Talvez o famoso “efeito multiplicador” no Portugal de 2015 se aproxime de 1 e um euro gasto seja apenas um euro gasto – o que será preocupante se o pedimos emprestado.
Outra diferença de monta resulta de o peso da despesa do governo em percentagem do PIB ser bem diferente no Portugal de 2015 e nos EUA de 1930.

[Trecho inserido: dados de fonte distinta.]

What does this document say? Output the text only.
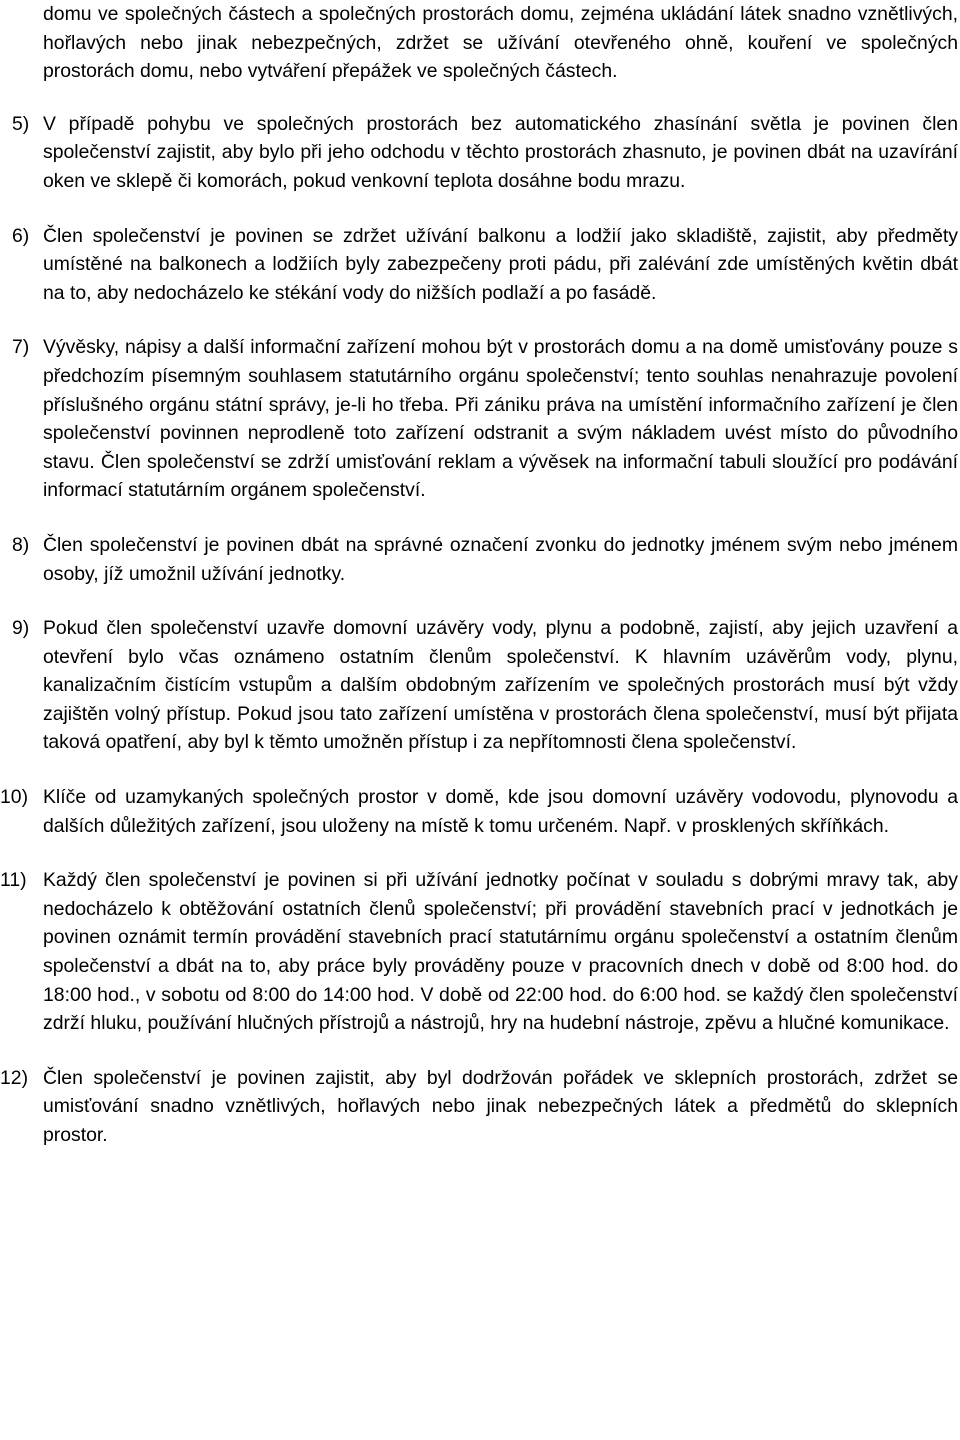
domu ve společných částech a společných prostorách domu, zejména ukládání látek snadno vznětlivých, hořlavých nebo jinak nebezpečných, zdržet se užívání otevřeného ohně, kouření ve společných prostorách domu, nebo vytváření přepážek ve společných částech.
5) V případě pohybu ve společných prostorách bez automatického zhasínání světla je povinen člen společenství zajistit, aby bylo při jeho odchodu v těchto prostorách zhasnuto, je povinen dbát na uzavírání oken ve sklepě či komorách, pokud venkovní teplota dosáhne bodu mrazu.
6) Člen společenství je povinen se zdržet užívání balkonu a lodžií jako skladiště, zajistit, aby předměty umístěné na balkonech a lodžiích byly zabezpečeny proti pádu, při zalévání zde umístěných květin dbát na to, aby nedocházelo ke stékání vody do nižších podlaží a po fasádě.
7) Vývěsky, nápisy a další informační zařízení mohou být v prostorách domu a na domě umisťovány pouze s předchozím písemným souhlasem statutárního orgánu společenství; tento souhlas nenahrazuje povolení příslušného orgánu státní správy, je-li ho třeba. Při zániku práva na umístění informačního zařízení je člen společenství povinnen neprodleně toto zařízení odstranit a svým nákladem uvést místo do původního stavu. Člen společenství se zdrží umisťování reklam a vývěsek na informační tabuli sloužící pro podávání informací statutárním orgánem společenství.
8) Člen společenství je povinen dbát na správné označení zvonku do jednotky jménem svým nebo jménem osoby, jíž umožnil užívání jednotky.
9) Pokud člen společenství uzavře domovní uzávěry vody, plynu a podobně, zajistí, aby jejich uzavření a otevření bylo včas oznámeno ostatním členům společenství. K hlavním uzávěrům vody, plynu, kanalizačním čistícím vstupům a dalším obdobným zařízením ve společných prostorách musí být vždy zajištěn volný přístup. Pokud jsou tato zařízení umístěna v prostorách člena společenství, musí být přijata taková opatření, aby byl k těmto umožněn přístup i za nepřítomnosti člena společenství.
10) Klíče od uzamykaných společných prostor v domě, kde jsou domovní uzávěry vodovodu, plynovodu a dalších důležitých zařízení, jsou uloženy na místě k tomu určeném. Např. v prosklených skříňkách.
11) Každý člen společenství je povinen si při užívání jednotky počínat v souladu s dobrými mravy tak, aby nedocházelo k obtěžování ostatních členů společenství; při provádění stavebních prací v jednotkách je povinen oznámit termín provádění stavebních prací statutárnímu orgánu společenství a ostatním členům společenství a dbát na to, aby práce byly prováděny pouze v pracovních dnech v době od 8:00 hod. do 18:00 hod., v sobotu od 8:00 do 14:00 hod. V době od 22:00 hod. do 6:00 hod. se každý člen společenství zdrží hluku, používání hlučných přístrojů a nástrojů, hry na hudební nástroje, zpěvu a hlučné komunikace.
12) Člen společenství je povinen zajistit, aby byl dodržován pořádek ve sklepních prostorách, zdržet se umisťování snadno vznětlivých, hořlavých nebo jinak nebezpečných látek a předmětů do sklepních prostor.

Em A Quarta Revolução: A corrida global para reinventar o Estado (acabado de editar pela D. Quixote), John Micklethwait & Adrian Woolridge traçam a evolução da natureza e papel do Estado nos últimos 400 anos. Até à viragem dos séculos XIX-XX, houve um confronto, com avanços e recuos, entre o pensamento liberal, que defende um Estado mínimo, e o pensamento estatista, com uma visão do governo muito mais intervencionista, mas a tendência genérica a partir da década de 1930 tem sido para o crescimento do Estado e, concomitantemente, do seu peso na economia – e Micklethwait & Woolridge são inequívocos ao atribuir ao keynesianismo o papel de “motor intelectual do Estado grande”.
Nos EUA, a despesa pública em percentagem do PIB era de 7% em 1900, subiu para 30% em 1918, devido ao envolvimento na I Guerra Mundial, desceu para 10% no final dos anos 20, subiu para 20% em meados dos anos 30 em resultado da aplicação de políticas keynesianas, atingiu um pico de 50% em 1945, com o país inteiramente devotado ao esforço de guerra, e tem oscilado entre 33-35% nos últimos 40 anos, com um pico de 40% na resposta ao crash de 2008.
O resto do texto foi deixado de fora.